One way to think about topics is that they’re similar to the headings you’d see on a notice board at a school or an office. Producers post messages under a specific topic on a board, and everyone interested in that topic will see the message. The most common way messaging systems send the messages to interested receivers is an HTTP(S) request, sometimes also called a webhook. In a push-based system like a HTTP request, the message is pushed into the receiving whether it’s ready or not. This re-introduces the coupling that we talked about earlier which we want to avoid – we don’t want a situation where our receiver collapses under the crushing load of tens / hundreds / thousands / millions of webhooks over a short span of time. The answer here, again, is to just use a message queue to soak up the messages at whatever rate they’re generated. The receivers can then process them at their own pace.

Automatically copying message from one queue into multiple queues isn’t strictly a message queue feature, but it is complementary – most full-featured messaging systems will offer a way to do this. Producers will still continue to put messages into a single place as usual, but internally the messages will be copied to multiple queues, each of which will be read by their respective receivers.

In AWS, the service that provides topic based messaging is the Simple Notification Service (SNS). Here you create a topic and publish messages into it – the API to publish a message into an SNS topic is very similar to that of publishing a message into an SQS queue, and most producers don’t have to care about the difference. SNS then has options available to publish that message into any number of subscribed SQS queues (at no extra charge). Each of these subscribed SQS queues would then be processed by their respective receivers.

If you’re working with a different system like Apache Kafka, you’ll see similar concepts there as well - you’ll have topics that you publish messages into, and any number of consumers can each read all the messages in a topic2.

This combination of these scenarios is common enough that there’s a simple well established pattern to handle it:

  • Publish every message to one appropriate SNS topic.
  • Create on SQS queue for each receiver.
  • Subscribe each receiver’s SQS queue to the SNS topics that the receiver is interested in.

Note that in order for this work, the receiver will have to be aware that it might process messages from multiple topics – we don’t want the receiver crashing when it sees a message from a topic it doesn’t understand. It makes sense to have all receivers swtich-case on the message type as soon as they receive it, and handle each recognized message type separately, with logging or alerts for unexpected messages.
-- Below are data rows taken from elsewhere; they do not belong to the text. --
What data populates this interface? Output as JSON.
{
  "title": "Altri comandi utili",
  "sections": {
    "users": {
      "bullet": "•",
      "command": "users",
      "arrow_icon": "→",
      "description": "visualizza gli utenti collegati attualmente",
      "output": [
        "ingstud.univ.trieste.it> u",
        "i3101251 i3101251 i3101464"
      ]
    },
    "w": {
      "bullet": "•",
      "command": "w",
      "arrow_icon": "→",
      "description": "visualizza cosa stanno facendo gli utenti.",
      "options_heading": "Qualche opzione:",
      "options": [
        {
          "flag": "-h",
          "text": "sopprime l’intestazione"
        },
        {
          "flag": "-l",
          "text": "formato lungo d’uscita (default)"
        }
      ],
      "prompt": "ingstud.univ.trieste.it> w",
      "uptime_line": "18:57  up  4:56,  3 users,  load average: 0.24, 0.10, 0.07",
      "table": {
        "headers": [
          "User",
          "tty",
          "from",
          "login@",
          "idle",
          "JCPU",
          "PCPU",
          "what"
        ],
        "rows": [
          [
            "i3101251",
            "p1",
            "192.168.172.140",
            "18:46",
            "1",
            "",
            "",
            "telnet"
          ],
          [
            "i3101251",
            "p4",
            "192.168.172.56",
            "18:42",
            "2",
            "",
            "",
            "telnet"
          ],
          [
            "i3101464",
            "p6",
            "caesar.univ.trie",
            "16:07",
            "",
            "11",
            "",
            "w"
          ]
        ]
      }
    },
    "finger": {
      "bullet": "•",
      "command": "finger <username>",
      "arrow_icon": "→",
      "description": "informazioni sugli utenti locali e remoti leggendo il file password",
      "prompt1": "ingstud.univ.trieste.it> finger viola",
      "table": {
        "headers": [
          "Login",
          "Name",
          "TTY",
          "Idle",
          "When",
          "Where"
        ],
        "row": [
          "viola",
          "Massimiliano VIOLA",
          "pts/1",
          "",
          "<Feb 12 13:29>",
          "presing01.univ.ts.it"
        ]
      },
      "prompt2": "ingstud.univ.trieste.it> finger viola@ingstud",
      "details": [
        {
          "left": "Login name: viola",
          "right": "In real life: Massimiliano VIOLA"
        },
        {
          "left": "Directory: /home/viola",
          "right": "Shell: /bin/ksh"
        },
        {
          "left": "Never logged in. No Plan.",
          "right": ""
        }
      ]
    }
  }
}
Since it’s possible to subscribe an SQS queue to any number of topics, there’s no extra plumbing required at a receiver to process messages from multiple topics. And of course, it’s possible to have any number of message queues subscribed to a single topic. This kind of setup supports both fan-out as well as fan-in, and keeps your architecture open to expansion and changes in the future.

  1. Check out AWS Kinesis Firehose for stuff like this. You can send your messages in at any rate, and Kinesis will batch into timestamped files and save them to S3 for pennies per gigabyte. 

  2. Assuming they’re all in different consumer groups, which would mean you have one consumer group per service. If all your Kafka consumers are in the same consumer group, that makes the Kafka topic behave like a plain SQS queue, where each message is delivered to any one agent of the consumer. I personally find the SNS + SQS split easier to work with, but Kafka has these concepts fully integrated offers a few extra features like ordering, at the expense of scalability.